Review Date: 24 Oct 2005

Price when reviewed: inc VAT

Reviewed By: Chris Finnamore

Our Rating 2 stars out of 5

Portable media players (PMPs) are designed to hold all your digital music, videos and photos and play them back through the built-in screen and speakers or an external display.

Some, such as iRiver's PMC-120, run Microsoft's Portable Media Center, but the Archos AV700 has its own software.

The AV700 is the biggest media player we have seen. It's far too big for a pocket, but will fit in the side pocket of a bag. The size is mainly due to the 7" widescreen LCD, which is twice the size of the screens in most media players.

The screen is nowhere near as good as that of the Sony PSP or PQI Mpack P800, due to its low 480x234-pixel resolution. Images look blocky, and while this is less noticeable during video playback, horizontal lines appear across the display. The built-in speakers are reasonable, with plenty of volume.

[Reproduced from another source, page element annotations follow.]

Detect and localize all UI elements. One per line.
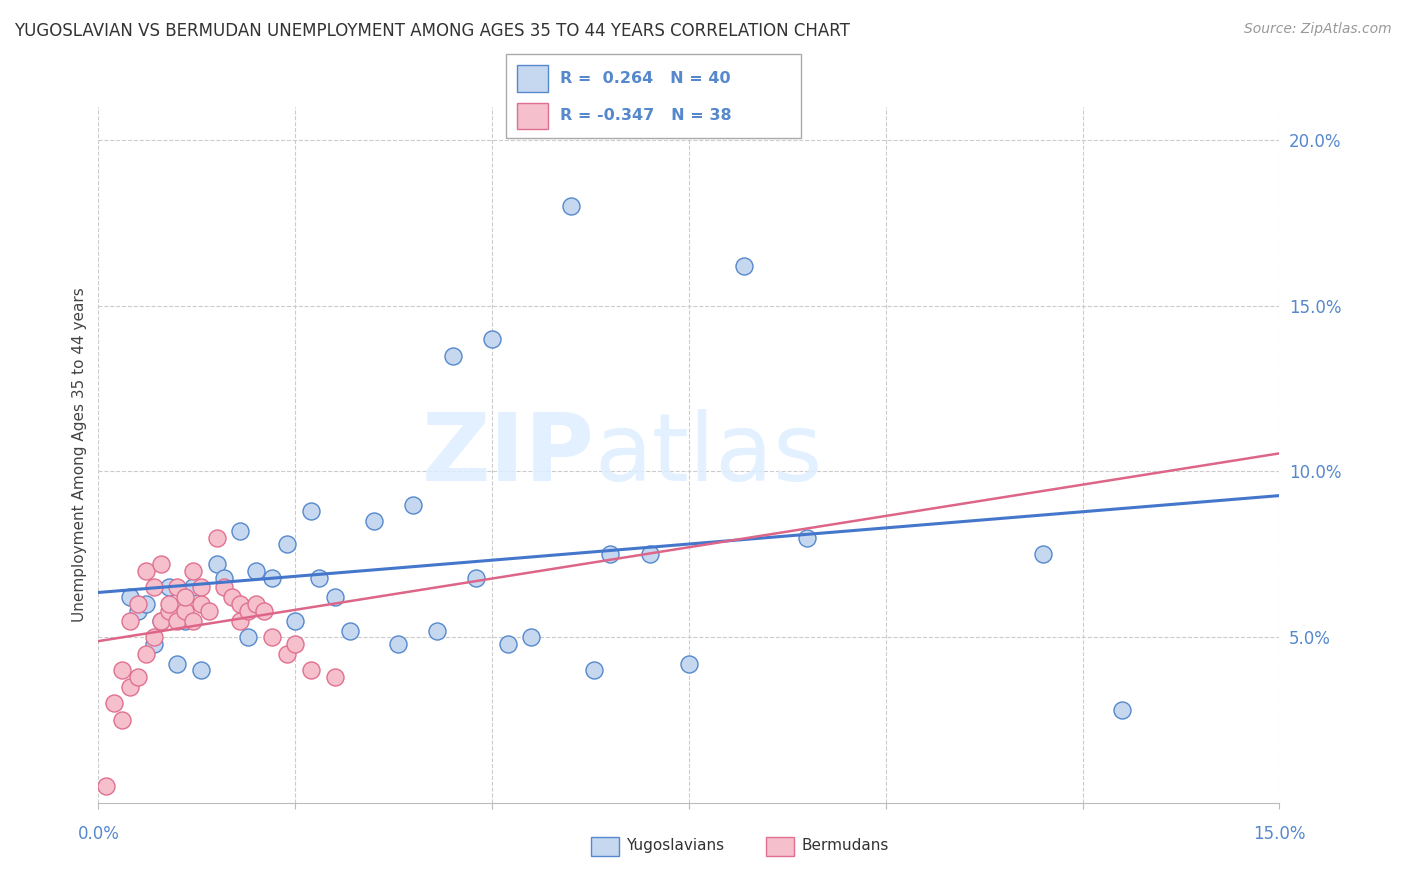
Point bbox=[127, 597, 149, 611]
Point bbox=[276, 537, 298, 551]
Point bbox=[339, 624, 361, 638]
Point bbox=[245, 597, 267, 611]
Point bbox=[142, 630, 165, 644]
Text: ZIP: ZIP bbox=[422, 409, 595, 501]
Point bbox=[520, 630, 543, 644]
Point bbox=[229, 524, 252, 538]
Point bbox=[181, 581, 204, 595]
Point bbox=[229, 614, 252, 628]
Point bbox=[157, 581, 180, 595]
Point bbox=[174, 591, 197, 605]
Point bbox=[284, 637, 307, 651]
Point bbox=[190, 581, 212, 595]
Point bbox=[166, 657, 188, 671]
Point bbox=[214, 581, 236, 595]
Text: R =  0.264   N = 40: R = 0.264 N = 40 bbox=[560, 71, 730, 86]
Point bbox=[245, 564, 267, 578]
Point bbox=[127, 670, 149, 684]
Point bbox=[118, 680, 141, 694]
Point bbox=[733, 259, 755, 273]
Point bbox=[190, 663, 212, 677]
Point bbox=[190, 597, 212, 611]
Text: R = -0.347   N = 38: R = -0.347 N = 38 bbox=[560, 109, 731, 123]
Text: YUGOSLAVIAN VS BERMUDAN UNEMPLOYMENT AMONG AGES 35 TO 44 YEARS CORRELATION CHART: YUGOSLAVIAN VS BERMUDAN UNEMPLOYMENT AMO… bbox=[14, 22, 851, 40]
Point bbox=[150, 614, 173, 628]
Point bbox=[118, 614, 141, 628]
Point bbox=[111, 663, 134, 677]
Point bbox=[253, 604, 276, 618]
Point bbox=[678, 657, 700, 671]
Point bbox=[796, 531, 818, 545]
Point bbox=[402, 498, 425, 512]
Point bbox=[197, 604, 219, 618]
Point bbox=[142, 581, 165, 595]
Point bbox=[299, 504, 322, 518]
Point bbox=[118, 591, 141, 605]
Point bbox=[308, 570, 330, 584]
Text: Bermudans: Bermudans bbox=[801, 838, 889, 853]
Point bbox=[181, 564, 204, 578]
Text: atlas: atlas bbox=[595, 409, 823, 501]
Point bbox=[441, 349, 464, 363]
Point bbox=[560, 199, 582, 213]
Point bbox=[135, 564, 157, 578]
Point bbox=[496, 637, 519, 651]
Point bbox=[481, 332, 503, 346]
Text: 0.0%: 0.0% bbox=[77, 825, 120, 843]
Point bbox=[221, 591, 243, 605]
Point bbox=[229, 597, 252, 611]
Point bbox=[465, 570, 488, 584]
Y-axis label: Unemployment Among Ages 35 to 44 years: Unemployment Among Ages 35 to 44 years bbox=[72, 287, 87, 623]
Point bbox=[214, 570, 236, 584]
Point bbox=[284, 614, 307, 628]
Point bbox=[583, 663, 606, 677]
Point bbox=[1111, 703, 1133, 717]
Point bbox=[142, 637, 165, 651]
Point bbox=[236, 604, 259, 618]
Point bbox=[166, 614, 188, 628]
Text: Yugoslavians: Yugoslavians bbox=[626, 838, 724, 853]
Point bbox=[174, 604, 197, 618]
Point bbox=[638, 547, 661, 561]
Point bbox=[174, 614, 197, 628]
Point bbox=[387, 637, 409, 651]
Point bbox=[150, 558, 173, 572]
Point bbox=[236, 630, 259, 644]
Point bbox=[135, 597, 157, 611]
Point bbox=[1032, 547, 1054, 561]
Point bbox=[363, 514, 385, 528]
Text: Source: ZipAtlas.com: Source: ZipAtlas.com bbox=[1244, 22, 1392, 37]
Point bbox=[166, 581, 188, 595]
Point bbox=[260, 570, 283, 584]
Point bbox=[157, 597, 180, 611]
Point bbox=[96, 779, 118, 793]
Point bbox=[205, 531, 228, 545]
Point bbox=[323, 670, 346, 684]
Point bbox=[276, 647, 298, 661]
Point bbox=[599, 547, 621, 561]
Point bbox=[135, 647, 157, 661]
Point bbox=[111, 713, 134, 727]
Point bbox=[181, 614, 204, 628]
Text: 15.0%: 15.0% bbox=[1253, 825, 1306, 843]
Point bbox=[127, 604, 149, 618]
Point bbox=[260, 630, 283, 644]
Point bbox=[157, 604, 180, 618]
Point bbox=[103, 697, 125, 711]
Point bbox=[323, 591, 346, 605]
Point bbox=[426, 624, 449, 638]
Point bbox=[205, 558, 228, 572]
Point bbox=[299, 663, 322, 677]
Point bbox=[150, 614, 173, 628]
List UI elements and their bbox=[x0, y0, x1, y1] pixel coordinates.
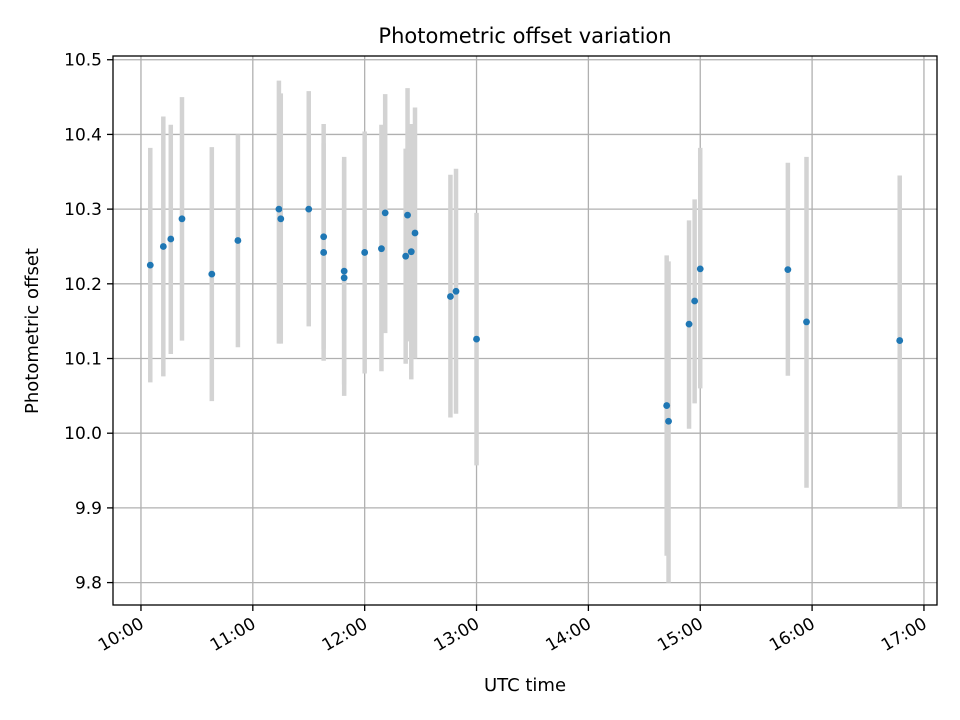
data-point bbox=[691, 297, 699, 305]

The player's icon-driven user interface is confusing at first because of its strange button layout. The directional keypad on the left navigates through the main menus, but three buttons on the right of the screen control audio and video settings. There is no separate volume control, so turning the sound down quickly is fiddly.

The AV700 supports audio files in MP3 and Windows Media Audio (WMA) format, and DivX and Windows Media Video (WMV) files. It works well as an audio player, and you can browse tracks by artist, album, title and genre. Video support is less impressive. Dragging and dropping WMV files on to the player is a haphazard technique, as it is fussy about the kind of WMVs it accepts. Windows Media Player 10 converts video to the correct format automatically, but the quality is very poor.

We had better results with DivX files. The AV700 played all our test videos, and films encoded to DivX were blocky but watchable. Converting a DVD to DivX format is complicated and takes a long time, so you're better off buying a portable DVD player for watching films on the move.

The player comes with AV input and output cables and a TV docking station with remote control, so setting it up as a media player and video recorder is simple. Video recorded in real time is reasonably good quality, but compression artefacts are obvious when playing media on a full-size TV.

Archos's AV700 is like a solution looking for a problem. Putting DVDs on to the device is painful and, even if you already have a collection of DivX films, the screen's low-resolution spoils their quality. Audio is fine, but the AV700 is far too big, heavy and expensive to use just for playing music.